Kelli:  You know, my first experience almost kept me from joining another playgroup. Not that they were evil – it just wasn’t a good fit. Plus, there seemed to be an atmosphere of comparing milestones rather than celebrating them. You know, “Logan’s not rolling over yet? That’s interesting, Johnny’s rolling both ways.”

 

Jen: But we both know this story has a happy ending, because we met through our last playgroup together.
 
Kelli: Isn’t that right there a stand alone, shining example of success?!

 

Jen: Ah, but there were some lemons before we made lemonade.

 

Kelli: And what would you say is they key ingredient in our successful playgroup, or any playgroup for that matter?

Jen: Similar interests, goals and expectations I’d say. And, truly nice people.

Kelli: All important. Which led to my own great experience.

Once Whitney was born, I stayed home with the kids and my same girlfriend assured me she had put together a new group she thought I’d enjoy because of similar interests, parenting philosophies and age ranges of kids. Once again I conceded, desperate for adult conversation and a reason to figure out how to take a shower with a toddler and a newborn in tow.

 

It turned out to be a really great group of gals and children. Now, more than seven years later and even though we don’t do formal playgroups anymore, we’re all still one big, happy family. It just goes to show if it’s a good fit, wonderful, lifetime relationships can grow out of it – for both you and your kids.

Jen: Before I met you and your playgroup, I did get included with a great group of moms when Caleb came along and we had some really motivated people who kept it going. I admit I was nervous going in because I worried we didn’t have enough similarities and I wasn’t sure if I would really be accepted or not as the newcomer.

But, it was totally better than my expectations and I realized you can sometimes lose out on good experiences by having skewed expectations about other people.  As they say…don’t judge a book by its cover. It's an important lesson I learned!

Kelli: Or at least give it a good read before you decide it’s not for you and give up on it.

Jen: Right. Because even though there are definitely nightmare stories out there and it can take a little more effort to coordinate if you’re a dual-career mom, finding the right playgroup can have long lasting rewards for both you and your children.   


Kelli: Friendship and socialization., Tears and laughter. New adventures and fun. Commiseration and celebration.
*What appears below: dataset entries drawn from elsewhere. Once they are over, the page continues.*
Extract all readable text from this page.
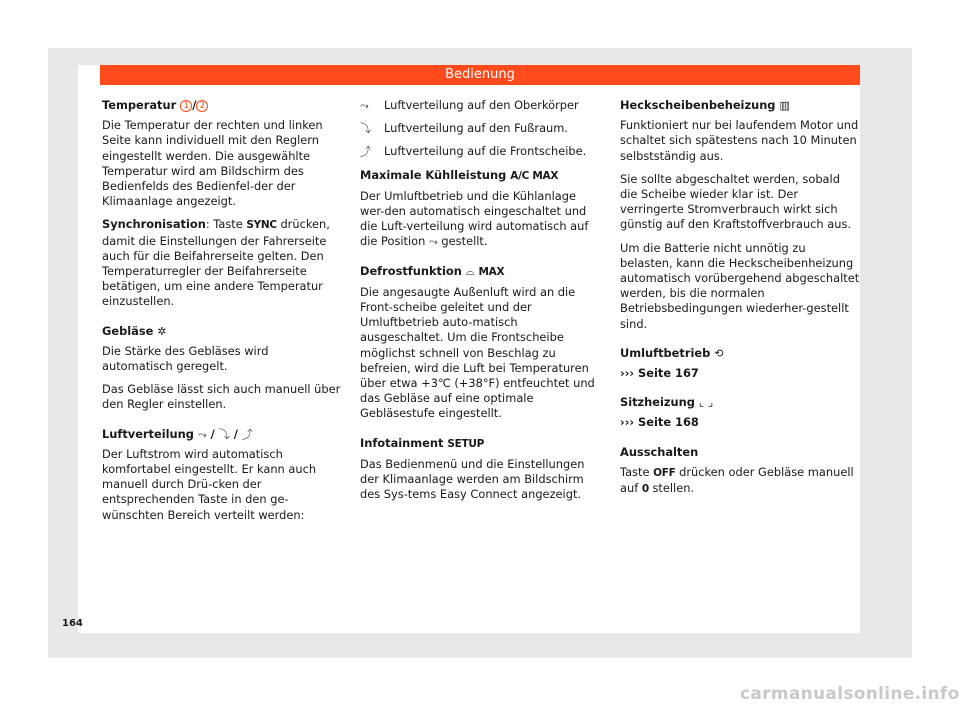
Bedienung
Temperatur 1 / 2
Die Temperatur der rechten und linken Seite kann individuell mit den Reglern eingestellt werden. Die ausgewählte Temperatur wird am Bildschirm des Bedienfelds des Bedienfel-der der Klimaanlage angezeigt.
Synchronisation: Taste SYNC drücken, damit die Einstellungen der Fahrerseite auch für die Beifahrerseite gelten. Den Temperaturregler der Beifahrerseite betätigen, um eine andere Temperatur einzustellen.
Gebläse ✲
Die Stärke des Gebläses wird automatisch geregelt.
Das Gebläse lässt sich auch manuell über den Regler einstellen.
Luftverteilung ⤳ / ⤵ / ⤴
Der Luftstrom wird automatisch komfortabel eingestellt. Er kann auch manuell durch Drü-cken der entsprechenden Taste in den ge-wünschten Bereich verteilt werden:
⤳	Luftverteilung auf den Oberkörper
⤵	Luftverteilung auf den Fußraum.
⤴	Luftverteilung auf die Frontscheibe.
Maximale Kühlleistung A/C MAX
Der Umluftbetrieb und die Kühlanlage wer-den automatisch eingeschaltet und die Luft-verteilung wird automatisch auf die Position ⤳ gestellt.
Defrostfunktion ⌓ MAX
Die angesaugte Außenluft wird an die Front-scheibe geleitet und der Umluftbetrieb auto-matisch ausgeschaltet. Um die Frontscheibe möglichst schnell von Beschlag zu befreien, wird die Luft bei Temperaturen über etwa +3℃ (+38°F) entfeuchtet und das Gebläse auf eine optimale Gebläsestufe eingestellt.
Infotainment SETUP
Das Bedienmenü und die Einstellungen der Klimaanlage werden am Bildschirm des Sys-tems Easy Connect angezeigt.
Heckscheibenbeheizung ▥
Funktioniert nur bei laufendem Motor und schaltet sich spätestens nach 10 Minuten selbstständig aus.
Sie sollte abgeschaltet werden, sobald die Scheibe wieder klar ist. Der verringerte Stromverbrauch wirkt sich günstig auf den Kraftstoffverbrauch aus.
Um die Batterie nicht unnötig zu belasten, kann die Heckscheibenheizung automatisch vorübergehend abgeschaltet werden, bis die normalen Betriebsbedingungen wiederher-gestellt sind.
Umluftbetrieb ⟲
››› Seite 167
Sitzheizung ⌞ ⌟
››› Seite 168
Ausschalten
Taste OFF drücken oder Gebläse manuell auf 0 stellen.
164
carmanualsonline.info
Jen: Um, are we talking the benefits of playgroups for us or the kids now?

 

Kelli: Aren’t they one in the same?

 

  

Kelli Wheeler is a Sacramento stay-at-home mom of two taking playgroup to the next level – Girls Night Out. 

 

Jen Hall is a Sacramento dual-career mom of two who has enjoyed the benefits of non-baby-mama drama playgroups. 

 

 

Tips for a Successful Playgroup

  1. What are you looking for? A chance for your child to socialize? A chance for you to meet other moms? A support group? An excuse to get out? Once you know what your goals are it’ll be easier to find a group with similar interests.
  2. Similarities attract. Just like a good marriage, if you have similar interests, parenting styles and positive things in common you’re much more likely to meet with success.
  3. Be realistic in your expectations. This isn’t the time to re-claim your popularity crown from school or want every kid in the group to be best buddies with your child. Let things unfold on their own without the pressure of high expectations.
  4. Be flexible. The branch that doesn’t bend is the one that breaks. As with any large group you need to learn to adapt and work with other personalities.
  5. Keep the travel down. One of the benefits of a playgroup is that it’s convenient and slips easily into your schedule. If you have to work too hard to make it fit, than it doesn’t.
  6. Age is relevant. Having kids in same developmental groups gives you instant similarities and less chance for friction.
  7. Know when to move on. Don’t try to force a square peg into a round hole. If your kids don’t get along, if someone isn’t making an effort to keep you in the loop, or if you just never feel an easy rapport, don’t waste any more time with it. Playgroup shouldn’t be a torture session. Find another group or form your own with different people.
  8. Communication is key. Instead of talking behind someone’s back about a problem, be up front. We tell our kids to “use their words” to communicate how they’re feeling, we need to set a good example and do the same. 
  9. Expand the relationship. If you’ve found a group that’s a good fit, try doing things together without the kids. It builds camaraderie to put the mommy roles aside and get to know people on another level.
  10. Don’t pass judgement. Your kid could be the next bully, biter or tanbark thrower. You’d hate to be forever judged by your child’s last faux pas.
  11. Nobody has perfect kids. Including you. Remember kids and good parents are works in progress.
  12. Don’t be a mean girl. Resist the temptation to gossip about others in the group. Keep yourself in check by thinking of the return shots they may take when you’re not there.